Si son puissant orgueil, si le réveil de ses anciennes colères lui infligeaient de rudes souffrances, tandis qu’elle s’exprimait ainsi, elle n’en souffrait pas moins, lorsqu’elle ajouta :

« En ce moment encore, je vois que vous tremblez devant moi comme si vous trouviez que j’ai été cruelle. »

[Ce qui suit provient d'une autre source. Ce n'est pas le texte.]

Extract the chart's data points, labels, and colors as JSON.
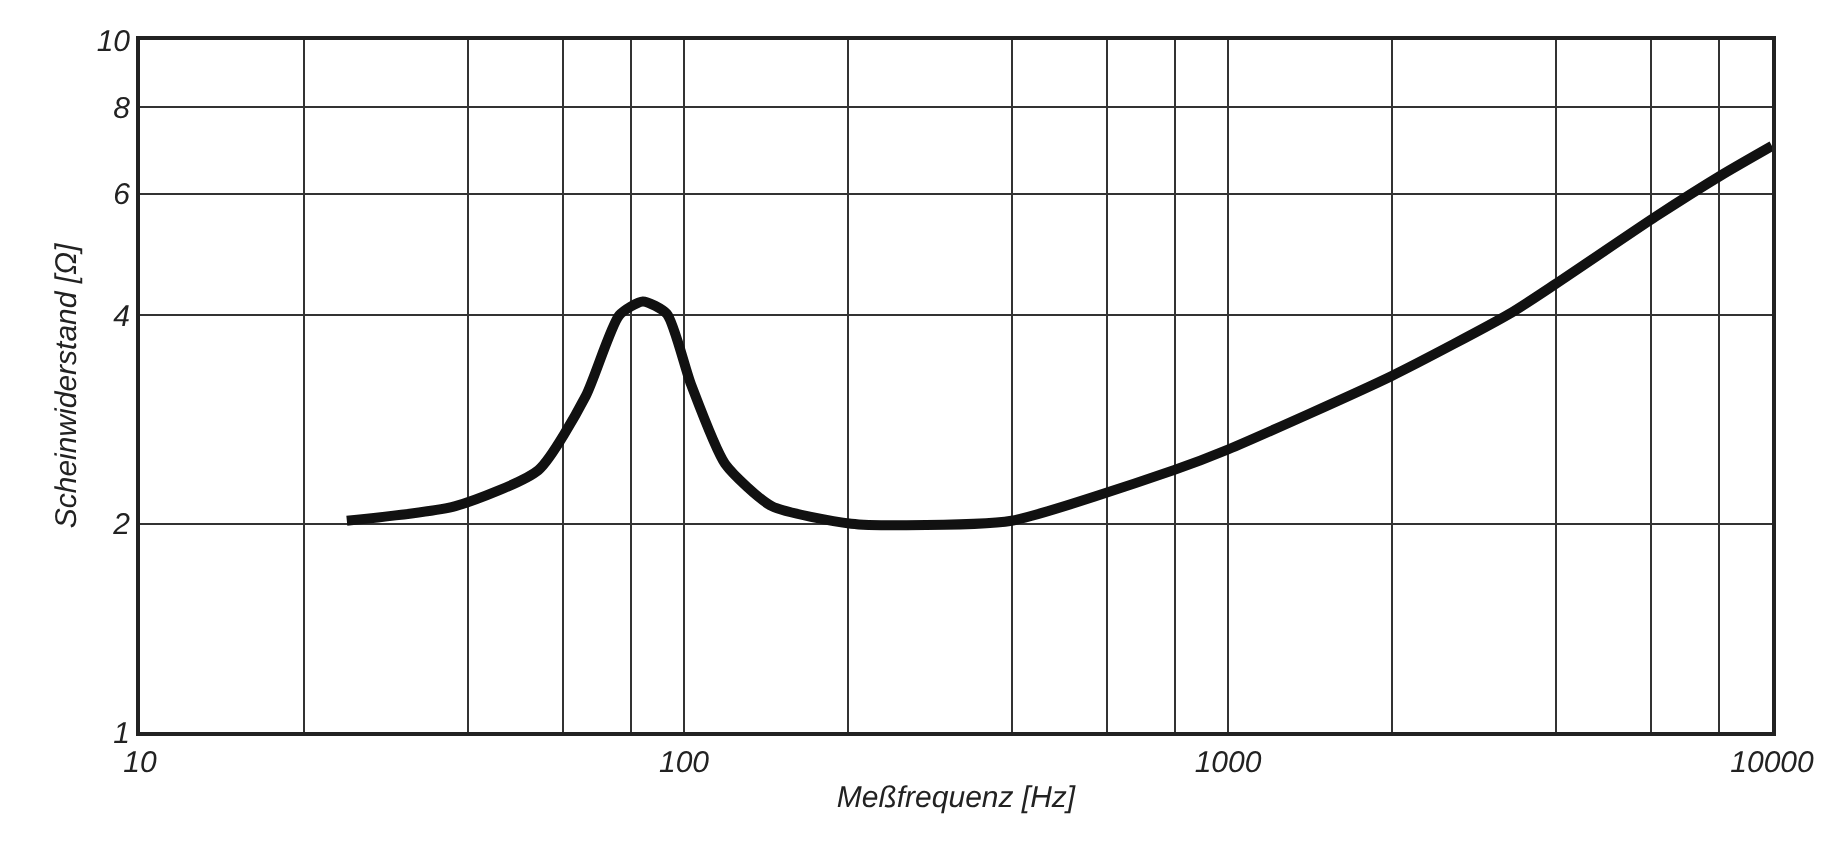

La petite Dorrit n’avait pas le courage de dire le contraire. Elle essaya de ne pas laisser percer sa répugnance instinctive ; mais elle reculait devant les terribles passions qui avaient allumé cette flamme dévorante, cet incendie qui durait depuis si longtemps : ces passions hideuses qui se présentaient à elle dans leur horrible nudité, sans que nul sophisme pût leur servir de voile.

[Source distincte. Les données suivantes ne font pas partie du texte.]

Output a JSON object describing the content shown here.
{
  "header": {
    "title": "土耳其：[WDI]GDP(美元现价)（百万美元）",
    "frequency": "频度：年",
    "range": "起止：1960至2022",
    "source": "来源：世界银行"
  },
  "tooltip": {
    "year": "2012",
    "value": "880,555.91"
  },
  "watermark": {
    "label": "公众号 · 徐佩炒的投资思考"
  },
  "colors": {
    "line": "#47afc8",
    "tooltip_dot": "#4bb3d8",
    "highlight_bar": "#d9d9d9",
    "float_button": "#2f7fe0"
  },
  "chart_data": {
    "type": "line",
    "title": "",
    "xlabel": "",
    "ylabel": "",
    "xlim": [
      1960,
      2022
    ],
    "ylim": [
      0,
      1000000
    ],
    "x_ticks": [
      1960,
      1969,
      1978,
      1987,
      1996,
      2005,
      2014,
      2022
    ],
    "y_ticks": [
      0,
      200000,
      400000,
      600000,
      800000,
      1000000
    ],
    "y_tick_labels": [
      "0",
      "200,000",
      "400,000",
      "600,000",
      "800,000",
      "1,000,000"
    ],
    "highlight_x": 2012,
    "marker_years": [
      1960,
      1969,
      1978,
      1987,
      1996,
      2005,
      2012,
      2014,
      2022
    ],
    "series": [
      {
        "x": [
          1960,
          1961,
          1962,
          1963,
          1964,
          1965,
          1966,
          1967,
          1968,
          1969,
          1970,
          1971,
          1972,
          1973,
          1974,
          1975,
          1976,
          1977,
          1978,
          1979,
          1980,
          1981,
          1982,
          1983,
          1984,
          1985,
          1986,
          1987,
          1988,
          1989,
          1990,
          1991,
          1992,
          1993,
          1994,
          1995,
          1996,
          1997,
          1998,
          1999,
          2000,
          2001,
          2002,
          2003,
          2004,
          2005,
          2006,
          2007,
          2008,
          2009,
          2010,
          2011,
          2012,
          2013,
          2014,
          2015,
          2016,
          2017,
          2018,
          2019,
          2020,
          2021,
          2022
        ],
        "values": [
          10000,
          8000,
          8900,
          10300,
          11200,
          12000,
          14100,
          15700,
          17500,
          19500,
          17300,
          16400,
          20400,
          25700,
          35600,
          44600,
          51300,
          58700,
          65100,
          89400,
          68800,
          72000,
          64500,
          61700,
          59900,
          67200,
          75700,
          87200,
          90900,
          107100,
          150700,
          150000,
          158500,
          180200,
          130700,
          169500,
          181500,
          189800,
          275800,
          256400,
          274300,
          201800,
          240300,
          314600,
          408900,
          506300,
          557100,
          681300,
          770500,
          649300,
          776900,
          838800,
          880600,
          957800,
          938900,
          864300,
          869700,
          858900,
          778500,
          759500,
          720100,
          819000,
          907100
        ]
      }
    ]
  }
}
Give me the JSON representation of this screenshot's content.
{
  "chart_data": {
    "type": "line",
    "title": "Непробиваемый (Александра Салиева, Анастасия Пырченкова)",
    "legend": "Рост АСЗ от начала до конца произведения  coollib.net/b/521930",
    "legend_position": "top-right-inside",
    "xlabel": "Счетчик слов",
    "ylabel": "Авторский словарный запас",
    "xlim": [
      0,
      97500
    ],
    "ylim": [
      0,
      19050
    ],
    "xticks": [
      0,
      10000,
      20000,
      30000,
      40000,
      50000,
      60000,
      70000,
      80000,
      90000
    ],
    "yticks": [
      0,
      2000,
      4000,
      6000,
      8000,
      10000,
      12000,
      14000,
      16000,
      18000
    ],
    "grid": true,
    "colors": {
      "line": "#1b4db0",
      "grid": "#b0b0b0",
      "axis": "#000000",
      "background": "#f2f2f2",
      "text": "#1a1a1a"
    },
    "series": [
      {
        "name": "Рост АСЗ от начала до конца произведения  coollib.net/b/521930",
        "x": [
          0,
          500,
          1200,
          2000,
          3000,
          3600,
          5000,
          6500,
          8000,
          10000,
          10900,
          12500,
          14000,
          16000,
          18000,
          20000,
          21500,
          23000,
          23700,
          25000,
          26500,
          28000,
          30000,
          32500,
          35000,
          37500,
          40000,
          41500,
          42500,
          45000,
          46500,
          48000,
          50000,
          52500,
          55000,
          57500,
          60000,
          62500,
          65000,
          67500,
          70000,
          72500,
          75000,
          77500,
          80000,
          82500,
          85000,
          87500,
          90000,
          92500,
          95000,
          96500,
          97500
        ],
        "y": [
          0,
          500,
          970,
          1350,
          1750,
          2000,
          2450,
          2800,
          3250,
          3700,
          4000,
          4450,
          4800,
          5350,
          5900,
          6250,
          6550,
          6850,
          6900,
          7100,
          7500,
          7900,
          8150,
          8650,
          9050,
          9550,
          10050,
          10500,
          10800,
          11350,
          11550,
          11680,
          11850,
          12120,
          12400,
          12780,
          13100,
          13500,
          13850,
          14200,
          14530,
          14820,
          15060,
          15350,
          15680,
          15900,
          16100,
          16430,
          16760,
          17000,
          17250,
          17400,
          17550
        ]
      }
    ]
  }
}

« J’ai accompli, continua Mme  Clennam, la mission que le Seigneur m’avait chargée d’accomplir. J’ai lutté contre le mal, et non contre le bien. J’ai été un instrument de sévérité contre le péché. De simples pécheresses comme moi n’ont-elles pas, de tout temps, été chargées de punir les ennemis de Dieu ?

— De tout temps ? répéta la petite Dorrit.

— Quand même j’aurais été animée par le souvenir de mes propres griefs et le désir de les venger, ne pourrais-je pas trouver mille raisons pour justifier ma conduite ? Ma justification ne se trouve-t-elle pas écrite dans l’histoire de ces jours lointains où les innocents périssaient avec les coupables dans la proportion de mille contre un… où le sang même ne suffisait pas pour apaiser la colère du juste appuyé sur le bras du Seigneur ?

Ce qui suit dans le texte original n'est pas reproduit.